With its origins in a batty tabloid paper, Weekly World News, Bat Boy: The Musical is a full-belting American piece of musical theatre. Bat Boy became a cult figure after his exposition in 1992, being revived by Weekly World News and picked up by American Dad and The Simpsons. The ensuing book by Keythe Farley and Brian Flemming was picked up by Laurence O’Keefe and turned into a musical. It tells the tale of a bat-like boy who grew up in a cave, discovered by some kids climbing and taken into a family home, where he is loved and accepted but kept hidden away from the judgemental town folk.

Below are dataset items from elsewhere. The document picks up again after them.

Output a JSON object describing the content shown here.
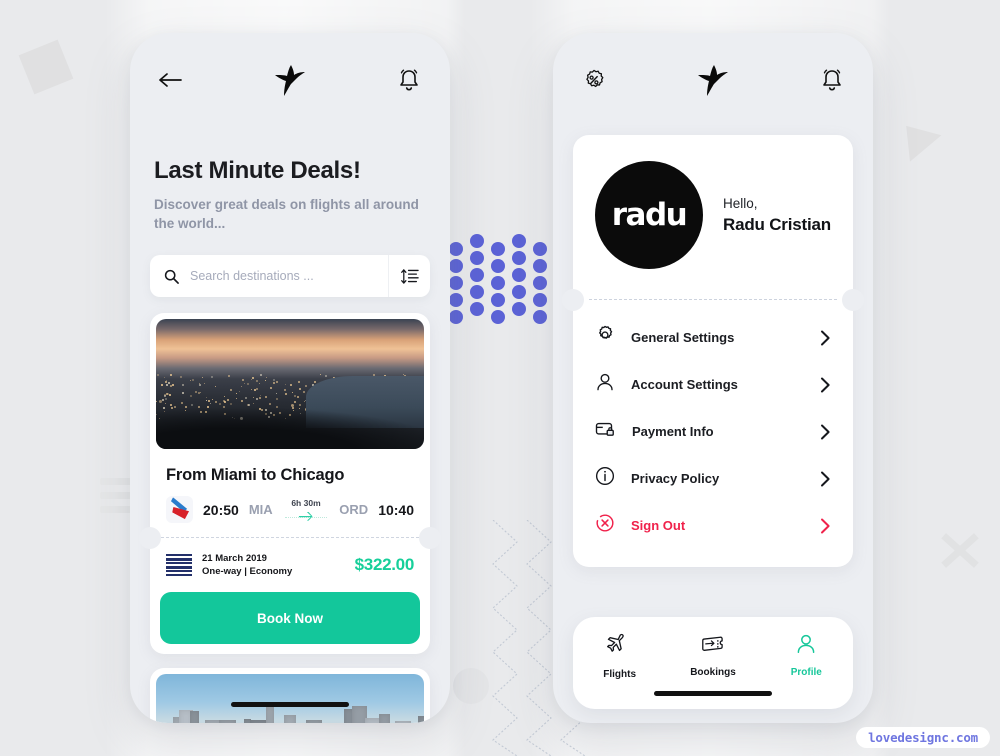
{
  "watermark": "lovedesignc.com",
  "left_phone": {
    "topbar": {
      "back_icon": "arrow-left-icon",
      "logo_icon": "hummingbird-logo",
      "bell_icon": "bell-icon"
    },
    "heading": "Last Minute Deals!",
    "subheading": "Discover great deals on flights all around the world...",
    "search": {
      "icon": "search-icon",
      "placeholder": "Search destinations ...",
      "value": "",
      "filter_icon": "sort-filter-icon"
    },
    "deal_card": {
      "image_alt": "wellington-harbor-at-dusk",
      "title": "From Miami to Chicago",
      "airline_icon": "american-airlines-logo",
      "depart_time": "20:50",
      "depart_code": "MIA",
      "duration": "6h 30m",
      "plane_icon": "airplane-icon",
      "arrive_code": "ORD",
      "arrive_time": "10:40",
      "barcode_icon": "barcode-icon",
      "date": "21 March 2019",
      "meta": "One-way | Economy",
      "price": "$322.00",
      "book_label": "Book Now"
    },
    "deal_card2": {
      "image_alt": "city-skyline-daytime"
    }
  },
  "right_phone": {
    "topbar": {
      "discount_icon": "percent-badge-icon",
      "logo_icon": "hummingbird-logo",
      "bell_icon": "bell-icon"
    },
    "profile": {
      "avatar_text": "radu",
      "greeting": "Hello,",
      "name": "Radu Cristian"
    },
    "menu": [
      {
        "label": "General Settings",
        "icon": "gear-icon",
        "chevron": "chevron-right-icon",
        "danger": false
      },
      {
        "label": "Account Settings",
        "icon": "user-icon",
        "chevron": "chevron-right-icon",
        "danger": false
      },
      {
        "label": "Payment Info",
        "icon": "credit-card-lock-icon",
        "chevron": "chevron-right-icon",
        "danger": false
      },
      {
        "label": "Privacy Policy",
        "icon": "info-circle-icon",
        "chevron": "chevron-right-icon",
        "danger": false
      },
      {
        "label": "Sign Out",
        "icon": "sign-out-circle-icon",
        "chevron": "chevron-right-icon",
        "danger": true
      }
    ],
    "tabs": [
      {
        "label": "Flights",
        "icon": "airplane-icon",
        "active": false
      },
      {
        "label": "Bookings",
        "icon": "ticket-icon",
        "active": false
      },
      {
        "label": "Profile",
        "icon": "user-icon",
        "active": true
      }
    ]
  },
  "colors": {
    "accent_green": "#13c79b",
    "danger_red": "#f0224b",
    "background": "#e9eaec",
    "phone_bg": "#eceef2",
    "dot_purple": "#5b62d6",
    "watermark_purple": "#6f76e0"
  }
}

Set in the West Virginian town of Hope Falls, my hope really did fall from the opening number. Not only were the mics too loud for clarity but the cartoonish characterisations of the town’s residents were too obtuse and garish to be amusing. That being said, and this was true throughout, there was a strong response to comedy from the audience, although I suspect a majority were friends of the cast. I really strongly disliked the play, but I did still find it funny. At least, I involuntarily laughed along.
What tried to be camp satire, turned out absurd and crude. Some of the musical pastiche was more successful – a drag queen number of ‘Mother Nature’s Sex Ed’ for example was genuinely amusing. But the ensemble work was shouty, uncoordinated and excessive. Unlike the more naturalist family scenes, depicting Edgar undergoing an education to become a polite young man (though dependent on blood), the ensemble scenes were tongue-in-cheek, rowdy and everything I hate about musical theatre.
Especially ridiculous was the ‘Revival’ scene, set in the town’s church with an enigmatically insincere preacher, which poked fun at bible belt America. The poking fun, however, didn’t feel like anything more than ill-conceived stereotyping (quite unlike, say, The Book of Mormon). As they sung of their “Christian charity” and tolerance, prayed for healing, and followed the preacher’s example there was no nuance or sincerity beneath the attempted parody. The exposition and storytelling in the script were shoddy to say the least – too reliant I suggest on Bat Boy’s cult figure status of which I know next to nothing. The digital graphics work somewhat made up for the rest of the appallingly amateur set design.
That all being said, Rob Compton’s performance as the Bat Boy was *brilliant*. His rippling muscles and body isolations created a visceral physical theatre presence that continued well into the civilised and assimilated Edgar of the second half. His comic first howling notes with mother Meredith – the savage first learning expression – were both touching and hilarious.
Bat Boy: The Musical is a Morphic Graffiti production at Southwark Playhouse until 31 January 2015.